Definition: EU-Verordnung, die regelt wie personenbezogene Daten erhoben, gespeichert, verarbeitet und weitergegeben werden. In Kraft seit Mai 2018. Gilt für jede Organisation, die Daten von EU-Bürgern verarbeitet, unabhängig vom Sitz der Organisation. Englisch: GDPR.
Die DSGVO ist das zentrale Datenschutzgesetz der EU und der Default-Rahmen für den Umgang mit personenbezogenen Daten in der UX-Research. Sie gilt sobald eine Studie identifizierbare Teilnehmerdaten berührt, auch wenn die Teilnehmer außerhalb der EU rekrutiert werden aber in Mitgliedstaaten wohnen.
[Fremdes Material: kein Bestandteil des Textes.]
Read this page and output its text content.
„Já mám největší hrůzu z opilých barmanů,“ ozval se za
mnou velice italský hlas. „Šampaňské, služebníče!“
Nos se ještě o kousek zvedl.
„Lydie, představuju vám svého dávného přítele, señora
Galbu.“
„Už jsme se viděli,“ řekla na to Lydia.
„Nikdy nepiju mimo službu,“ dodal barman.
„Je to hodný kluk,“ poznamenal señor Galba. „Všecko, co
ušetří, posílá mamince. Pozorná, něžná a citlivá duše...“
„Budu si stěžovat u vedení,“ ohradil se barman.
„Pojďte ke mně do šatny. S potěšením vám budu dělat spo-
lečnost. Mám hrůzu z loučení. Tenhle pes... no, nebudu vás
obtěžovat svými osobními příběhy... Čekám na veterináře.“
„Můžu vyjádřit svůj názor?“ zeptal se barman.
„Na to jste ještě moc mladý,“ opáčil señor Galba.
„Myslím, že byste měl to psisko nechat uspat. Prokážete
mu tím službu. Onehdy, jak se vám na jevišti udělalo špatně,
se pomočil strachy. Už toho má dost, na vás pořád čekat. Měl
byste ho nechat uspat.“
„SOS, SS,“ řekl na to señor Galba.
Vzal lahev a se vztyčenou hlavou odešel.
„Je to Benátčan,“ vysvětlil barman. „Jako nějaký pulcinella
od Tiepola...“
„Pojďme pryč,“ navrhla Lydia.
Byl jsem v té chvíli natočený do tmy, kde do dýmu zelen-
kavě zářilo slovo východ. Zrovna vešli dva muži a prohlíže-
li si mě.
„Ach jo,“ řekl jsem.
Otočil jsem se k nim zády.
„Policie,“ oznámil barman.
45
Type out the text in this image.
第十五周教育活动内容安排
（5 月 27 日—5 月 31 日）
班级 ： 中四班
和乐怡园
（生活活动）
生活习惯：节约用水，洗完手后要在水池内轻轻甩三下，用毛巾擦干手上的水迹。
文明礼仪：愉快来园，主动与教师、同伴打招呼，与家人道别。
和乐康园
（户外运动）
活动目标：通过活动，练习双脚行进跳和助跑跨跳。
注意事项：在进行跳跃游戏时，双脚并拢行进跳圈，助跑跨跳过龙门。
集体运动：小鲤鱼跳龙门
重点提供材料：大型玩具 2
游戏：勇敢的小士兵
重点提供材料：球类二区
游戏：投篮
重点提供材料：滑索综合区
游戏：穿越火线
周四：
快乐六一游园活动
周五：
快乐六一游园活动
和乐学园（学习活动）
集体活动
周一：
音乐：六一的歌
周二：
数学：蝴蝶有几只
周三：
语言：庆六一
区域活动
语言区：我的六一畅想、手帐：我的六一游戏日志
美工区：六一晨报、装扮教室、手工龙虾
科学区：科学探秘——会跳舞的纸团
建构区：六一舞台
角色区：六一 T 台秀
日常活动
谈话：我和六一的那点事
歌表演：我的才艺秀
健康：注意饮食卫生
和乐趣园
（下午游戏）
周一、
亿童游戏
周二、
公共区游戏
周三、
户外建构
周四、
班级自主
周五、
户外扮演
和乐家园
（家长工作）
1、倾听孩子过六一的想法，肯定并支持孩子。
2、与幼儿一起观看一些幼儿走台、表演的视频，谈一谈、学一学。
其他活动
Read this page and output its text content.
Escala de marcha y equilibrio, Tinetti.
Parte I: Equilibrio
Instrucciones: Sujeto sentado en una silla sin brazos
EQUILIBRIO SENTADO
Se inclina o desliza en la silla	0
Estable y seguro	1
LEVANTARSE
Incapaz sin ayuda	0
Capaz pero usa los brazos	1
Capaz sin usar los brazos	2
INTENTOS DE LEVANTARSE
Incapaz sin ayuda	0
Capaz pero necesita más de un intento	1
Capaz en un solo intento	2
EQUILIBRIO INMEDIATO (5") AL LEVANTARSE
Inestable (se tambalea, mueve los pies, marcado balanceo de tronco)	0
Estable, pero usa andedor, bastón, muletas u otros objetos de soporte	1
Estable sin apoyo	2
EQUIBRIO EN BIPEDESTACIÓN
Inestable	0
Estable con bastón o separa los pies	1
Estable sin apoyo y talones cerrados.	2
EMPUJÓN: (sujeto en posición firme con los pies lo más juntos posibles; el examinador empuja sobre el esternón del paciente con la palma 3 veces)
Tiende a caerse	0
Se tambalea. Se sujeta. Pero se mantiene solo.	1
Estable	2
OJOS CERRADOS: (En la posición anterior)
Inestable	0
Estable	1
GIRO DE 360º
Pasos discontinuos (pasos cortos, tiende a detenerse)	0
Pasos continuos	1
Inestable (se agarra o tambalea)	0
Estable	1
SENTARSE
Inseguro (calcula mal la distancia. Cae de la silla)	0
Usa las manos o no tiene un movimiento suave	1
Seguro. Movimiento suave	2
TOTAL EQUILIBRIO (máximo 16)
Zwei DSGVO-Konzepte dominieren die Anbieter-Bewertung: Rechtsgrundlage (in der Research meist Einwilligung) und Datenminimierung (nur das erheben was für den angegebenen Zweck nötig ist).
Für KI-Tools sind die relevanten Fragen: wer ist Verantwortlicher, wer ist Auftragsverarbeiter, wo werden die Daten verarbeitet, und welche Rechtsgrundlage gibt es für internationale Datenübermittlungen falls relevant. Ein Anbieter, der Teilnehmerdaten ohne klare Rechtsgrundlage zum Trainieren von Modellen nutzt, macht aus deiner Studie einen Compliance-Vorfall. Der AVV (Auftragsverarbeitungsvertrag) ist das Dokument, das diese Pflichten verbindlich macht.
Die DSGVO existiert seit August 2024 parallel zum EU AI Act. Der AI Act ergänzt Transparenz- und Dokumentationspflichten, er ersetzt die DSGVO nicht.